Sodium 2-mercaptoethanolate

Administrative data

Link to relevant study record(s)

Description of key information

The 72-h ErC50 and 72-h NOErC values are 0.22 mg/L and 0.074 mg/L, respectively in freshwater algae (P. subcapitata).

Key value for chemical safety assessment

Additional information

No data on aquatic toxicity is available for sodium 2 -mercaptoethanolate (target chemical). Read across can however be made to 2- mecaptoethanol (CAS 60 -24 -2). The (sodium) 2-mercapthoethanolate ion is a conjugated base, the read across substance 2-mercaptoethanol its undissociated acid.
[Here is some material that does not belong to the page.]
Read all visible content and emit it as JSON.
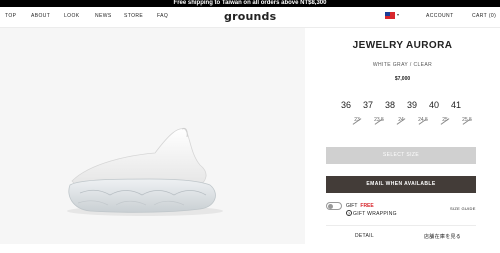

With a pKa value of ca. 9.5 for both substances, in an aqueous environment with pH 7, they will be present almost exclusively as 2-mercaptoethanol.Further, no effects on aqueous toxicity from the sodium cation is to be expected.
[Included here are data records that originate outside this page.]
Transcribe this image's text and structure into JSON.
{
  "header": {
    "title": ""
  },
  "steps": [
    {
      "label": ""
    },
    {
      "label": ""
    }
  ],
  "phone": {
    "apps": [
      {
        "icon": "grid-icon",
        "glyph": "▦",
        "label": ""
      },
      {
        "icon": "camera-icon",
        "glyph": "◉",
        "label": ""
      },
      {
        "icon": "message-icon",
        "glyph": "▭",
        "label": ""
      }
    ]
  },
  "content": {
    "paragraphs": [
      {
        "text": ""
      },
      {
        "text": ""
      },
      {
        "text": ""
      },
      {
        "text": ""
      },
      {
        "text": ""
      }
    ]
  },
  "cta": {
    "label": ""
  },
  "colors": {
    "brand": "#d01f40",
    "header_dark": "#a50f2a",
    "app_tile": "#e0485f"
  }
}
Reliable data on the toxicity of 2 -mercaptoethanol to aquatic algae is available from two different sources.

The first is a report of the Japanese authorities (National Institute of Technology and Evaluation (NITE; former MITI)) of 2010. Although not many details on study design are available, all tests from the Japanese Authorities are performed according to OECD guidelines (including analytics) and GLP and are generally considered to be reliable. In this study the toxicity of 2- mercaptoethanol to freshwater algae is examined in a 72 -h static test according to OECD 201. Although the used test organisms is not specified, normally in algal toxicity studies performed by the Japanese Authorities the freshwater green alga S. capricornutum is used. The 72 -h ErC50 and NOErC are reported to be 0.17 mg/L and 0.058 mg/L, respectively. After correction for molecular weight difference (for read-across) the 72 -h ErC50 and NOErC are 0.22 and 0.074 mg/L, respectively.
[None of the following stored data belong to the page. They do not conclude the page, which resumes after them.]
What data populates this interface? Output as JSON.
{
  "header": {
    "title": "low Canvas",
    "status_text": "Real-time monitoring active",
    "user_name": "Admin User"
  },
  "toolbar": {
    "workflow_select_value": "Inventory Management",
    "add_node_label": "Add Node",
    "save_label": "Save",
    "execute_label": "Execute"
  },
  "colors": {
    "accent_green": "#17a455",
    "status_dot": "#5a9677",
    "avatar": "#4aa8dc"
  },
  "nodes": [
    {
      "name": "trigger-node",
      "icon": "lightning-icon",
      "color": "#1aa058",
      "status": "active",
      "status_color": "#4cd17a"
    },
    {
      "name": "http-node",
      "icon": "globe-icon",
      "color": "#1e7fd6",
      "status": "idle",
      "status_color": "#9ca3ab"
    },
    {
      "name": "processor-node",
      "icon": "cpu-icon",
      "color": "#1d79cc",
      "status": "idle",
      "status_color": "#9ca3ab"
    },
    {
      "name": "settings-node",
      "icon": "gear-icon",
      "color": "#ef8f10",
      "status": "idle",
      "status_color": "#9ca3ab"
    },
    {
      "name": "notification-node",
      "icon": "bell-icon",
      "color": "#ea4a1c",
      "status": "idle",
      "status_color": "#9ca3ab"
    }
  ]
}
In the second study the toxicity towards freshwater algae was determined in a study according to OECD guideline No 201 and in compliance with GLP criteria (BASF, 2004). In this study, exponentially growing freshwater alga (D. subspicatus) were exposed to nominal test substance concentrations of 0 (control), 0.412, 1.23, 3.70, 11.1, 33.3 and 100 mg/L for 72 hours under static conditions. The test was performed in 4 replicates per test concentration. Test concentrations were analytically verified and mean effective concentrations were n.d., 0.19, 0.58, 1.74, 5.22, 15.65 and 47.0 mg/L (based on a mean effective test substance recovery of 47%). At the start of the test and after 24, 48 and 72 hours exposure duration, the algal cell densities were determined and based thereon the inhibitory effects on biomass and growth rate calculated. No effects were seen up to a test substance concentration of 1.74 mg/L. At a concentration of 5.22 mg/L a statistically significant inhibition was first reported for both biomass (39.3% inhibition) and growth rate (15.2% inhibition). The effects increased concentration-dependently up to 92.5 % inhibition of biomass and 76.1% inhibition of growth rate at the highest test concentration of 47.0 mg/L. Based on these findings the 72 -h ErC50 (growth rate) and EbC50 (biomass) are determined at 19.0 mg/L and 7.0 mg/L, respectively. The 72 -h ErC10 is calculated to be 3.4 mg/L, the 72 -h EbC10 at 2.2 mg/L. After correction for molecular weight difference (for read-across) the 72 -h ErC50 and ErC10 are 24.3 and 4.4 mg/L, respectively.

The NITE study (2010) is considered as key study as it provides the lowest effect concentration for aquatic invertebrates.